さらっと言ったがルナさん、それは驚くべき事実だ!
――きにするなー!
――筋肉は裏切らない!
――そうよ筋肉は永遠の恋人よ!
いやいや……それはちょっと悲しいような。
ルナさんほどの美人が勿体無い……と思ってしまうのはいけないことかな。
「ふふふ、そんな筋肉バカなあたしが、なんでこの世界にやってきたのか。それは、トレーニングの間の時間を有効利用したかったからだ。筋肉っていうのは、ただ鍛え続ければ良いわけじゃない。栄養と休養をしっかり与えることが大事だ。でも、そうやって筋肉を休めている間は大したことができない。その時間が何となく勿体なくて、こっちの世界にきてみたってわけ」
そう言えばルナさんは前に言っていた。
この世界で体を鍛えることで、リアルの肉体も鍛えることが出来ると。
主に神経がなんとやら……。
「実はね、こっちの世界で限界を超えるようなハードな運動をすると、あっちの世界での最大筋力まで上がるっていうことが知られている。主に、運動を司る中枢神経系が刺激されることによってね。だから私は領主になってからというもの、ハードな狩りや、竜人を相手にした死闘に明け暮れた。ゲームをしながら体を鍛えられるなんて、最高だと思いながらね」
なるほど……。
徹頭徹尾、肉体を鍛えることが中心にあったんだな!
「あと、コンテストに出る前には、脂肪を削って筋肉を浮き上がらせるために食事制限をする必要があるんだけど、その時の空腹を紛らわせるために、こっちにいたこともある。本当に腹が減ると、夜も眠れなくなるからね。つまり、私がこの世界にきた理由っていうのは、120%、リアルの肉体を鍛えるためだったってわけだ」
――ふむふむ
――がやがや
――どよどよ
あくまでも、気晴らしとトレーニングの手段だったんだな。
その徹底してストイックな姿勢に、さすがのみんなも息をのんだようだ。
だがルナさんの喋り方はどこか過去形で、今はそれとは違うのだと言いたいように聞こえる。

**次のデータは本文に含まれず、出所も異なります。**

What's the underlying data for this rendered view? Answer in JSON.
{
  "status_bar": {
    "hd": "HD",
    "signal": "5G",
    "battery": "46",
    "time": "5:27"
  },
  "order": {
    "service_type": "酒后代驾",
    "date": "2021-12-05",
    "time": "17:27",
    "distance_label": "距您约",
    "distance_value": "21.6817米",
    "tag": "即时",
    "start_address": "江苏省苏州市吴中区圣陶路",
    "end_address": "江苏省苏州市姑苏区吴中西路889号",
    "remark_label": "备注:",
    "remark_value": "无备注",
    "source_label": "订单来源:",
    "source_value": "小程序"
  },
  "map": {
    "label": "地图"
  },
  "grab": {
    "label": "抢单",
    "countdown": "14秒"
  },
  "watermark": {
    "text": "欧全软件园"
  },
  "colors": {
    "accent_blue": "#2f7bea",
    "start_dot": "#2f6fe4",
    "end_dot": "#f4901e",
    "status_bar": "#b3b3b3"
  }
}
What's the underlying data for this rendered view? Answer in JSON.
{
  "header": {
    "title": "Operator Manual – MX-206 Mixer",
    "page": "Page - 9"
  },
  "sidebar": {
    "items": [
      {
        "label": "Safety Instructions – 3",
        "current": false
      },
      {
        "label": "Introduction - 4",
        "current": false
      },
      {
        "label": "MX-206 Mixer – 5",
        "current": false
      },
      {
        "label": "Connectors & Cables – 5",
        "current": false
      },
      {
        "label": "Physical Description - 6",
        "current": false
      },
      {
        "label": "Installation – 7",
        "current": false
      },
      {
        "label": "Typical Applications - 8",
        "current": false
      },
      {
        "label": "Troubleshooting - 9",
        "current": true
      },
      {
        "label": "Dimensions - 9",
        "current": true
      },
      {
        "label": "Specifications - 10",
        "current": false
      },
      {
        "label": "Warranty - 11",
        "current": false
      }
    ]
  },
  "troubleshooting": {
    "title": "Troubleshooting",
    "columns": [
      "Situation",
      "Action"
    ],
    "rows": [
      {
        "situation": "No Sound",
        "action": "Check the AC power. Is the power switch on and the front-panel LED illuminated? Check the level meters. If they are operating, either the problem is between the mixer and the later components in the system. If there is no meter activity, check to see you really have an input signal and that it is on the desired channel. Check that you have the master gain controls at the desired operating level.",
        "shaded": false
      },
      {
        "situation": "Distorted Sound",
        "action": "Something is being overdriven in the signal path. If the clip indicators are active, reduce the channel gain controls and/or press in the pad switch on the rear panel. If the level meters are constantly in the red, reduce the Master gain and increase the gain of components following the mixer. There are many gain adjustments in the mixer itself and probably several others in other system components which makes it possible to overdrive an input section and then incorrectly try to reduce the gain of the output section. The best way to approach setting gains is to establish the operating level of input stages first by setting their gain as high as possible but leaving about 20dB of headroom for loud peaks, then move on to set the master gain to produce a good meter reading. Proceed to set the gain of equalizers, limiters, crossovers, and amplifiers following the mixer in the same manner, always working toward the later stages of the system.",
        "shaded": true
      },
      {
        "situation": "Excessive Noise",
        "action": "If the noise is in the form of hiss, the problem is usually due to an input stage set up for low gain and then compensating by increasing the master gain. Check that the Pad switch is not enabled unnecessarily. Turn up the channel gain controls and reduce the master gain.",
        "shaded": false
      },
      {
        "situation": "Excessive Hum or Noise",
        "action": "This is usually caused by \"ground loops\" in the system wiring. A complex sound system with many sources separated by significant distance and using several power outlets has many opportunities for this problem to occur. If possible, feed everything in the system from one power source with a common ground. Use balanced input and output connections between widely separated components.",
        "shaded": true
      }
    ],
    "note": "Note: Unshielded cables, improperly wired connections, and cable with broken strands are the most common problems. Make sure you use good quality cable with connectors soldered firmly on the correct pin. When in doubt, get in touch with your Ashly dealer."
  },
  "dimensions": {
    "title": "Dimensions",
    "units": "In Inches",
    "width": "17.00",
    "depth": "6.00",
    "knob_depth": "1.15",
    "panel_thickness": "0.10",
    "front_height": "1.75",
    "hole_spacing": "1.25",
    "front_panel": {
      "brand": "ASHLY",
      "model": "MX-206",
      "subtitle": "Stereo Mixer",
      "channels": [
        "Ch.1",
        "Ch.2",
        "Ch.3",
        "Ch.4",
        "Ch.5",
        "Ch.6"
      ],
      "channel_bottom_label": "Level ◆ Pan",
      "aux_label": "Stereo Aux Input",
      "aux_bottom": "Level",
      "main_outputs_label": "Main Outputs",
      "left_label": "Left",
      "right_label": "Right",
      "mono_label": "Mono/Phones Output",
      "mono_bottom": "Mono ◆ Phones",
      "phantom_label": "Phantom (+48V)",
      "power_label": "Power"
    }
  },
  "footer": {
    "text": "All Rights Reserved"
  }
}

「そう……私は私を鍛えるためにここに来た。でもその動機は、わりとすぐに変わってしまった……。あたしは竜人との地獄のトレーニングを繰り広げる中で、彼のことを本気で好きになってしまったんだ……」
――まあっ!
――なんていうこと!
急に恋の話になったものだから、女の人達が色めき立った。
するとルナさんはチラリと俺の方を見た。
その頬は、目に見えて赤くなっている。
(はっ……)
直感的に、ルナさんの気持ちが理解できてしまった。
俺がサーシャを好きになってしまった時と、似たような状況じゃないか……。
恋なんて、いつ誰とどう落ちるかわからない。
彼女の初恋もまた、人ではなくAIだったのだ。